As cryptographic proofs have become essentially unverifiable,
cryptographers have argued in favor of developing techniques that help
tame the complexity of their proofs. Game-based techniques provide a
popular approach in which proofs are structured as sequences of games,
and in which proof steps establish the validity of transitions between
successive games. Code-based techniques form an instance of this
approach that takes a code-centric view of games, and that relies on
programming language theory to justify proof steps. While code-based
techniques contribute to formalize the security statements precisely
and to carry out proofs systematically, typical proofs are so long and
involved that formal verification is necessary to achieve a high
degree of confidence.
Certicrypt is a framework that enables the machine-checked
construction and verification of code-based proofs. The framework is
built upon the general-purpose proof assistant Coq, and draws on many
areas, including probability, complexity, algebra, and semantics of
programming languages.

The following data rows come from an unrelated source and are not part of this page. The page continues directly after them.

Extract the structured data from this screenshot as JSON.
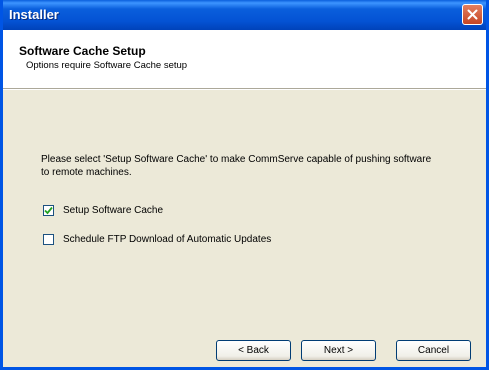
{
  "window": {
    "title": "Installer"
  },
  "header": {
    "title": "Software Cache Setup",
    "subtitle": "Options require Software Cache setup"
  },
  "body": {
    "description": "Please select 'Setup Software Cache' to make CommServe capable of pushing software to remote machines.",
    "options": [
      {
        "label": "Setup Software Cache",
        "checked": true
      },
      {
        "label": "Schedule FTP Download of Automatic Updates",
        "checked": false
      }
    ]
  },
  "buttons": {
    "back": "< Back",
    "next": "Next >",
    "cancel": "Cancel"
  },
  "colors": {
    "titlebar": "#0453d4",
    "dialog_bg": "#ece9d8",
    "close_button": "#c64524"
  }
}
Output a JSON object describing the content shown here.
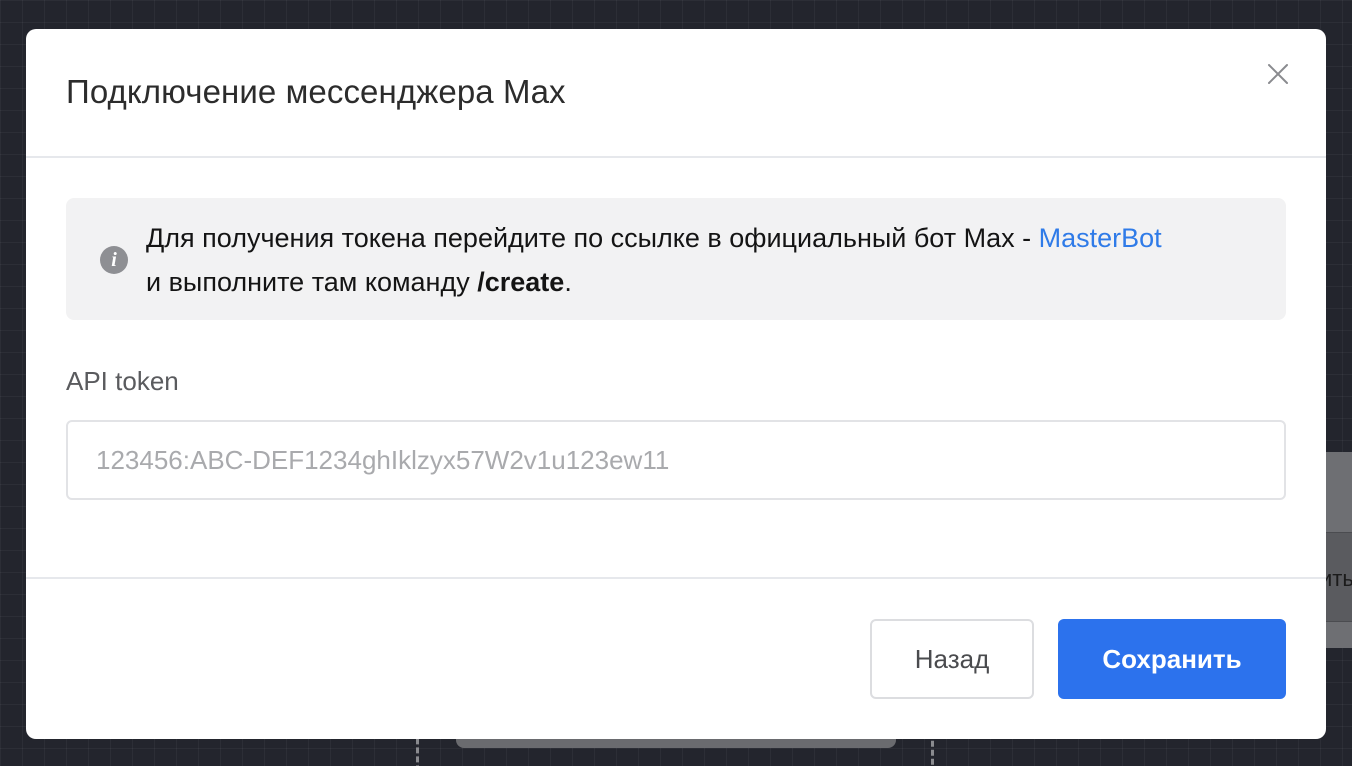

Certicrypt provides certified tools to reason
about the equivalence of probabilistic programs, including a
relational Hoare logic, a theory of observational equivalence,
verified program transformations, and specific game-based techniques
such as reasoning about failure events and lazy sampling.
The talk will present the main components of CertiCrypt and some
of its applications.
Joint work with Benjamin Gregoire, Daniel Hedin, Sylvain Heraud,
Federico Olmedo and Santiago Zanella.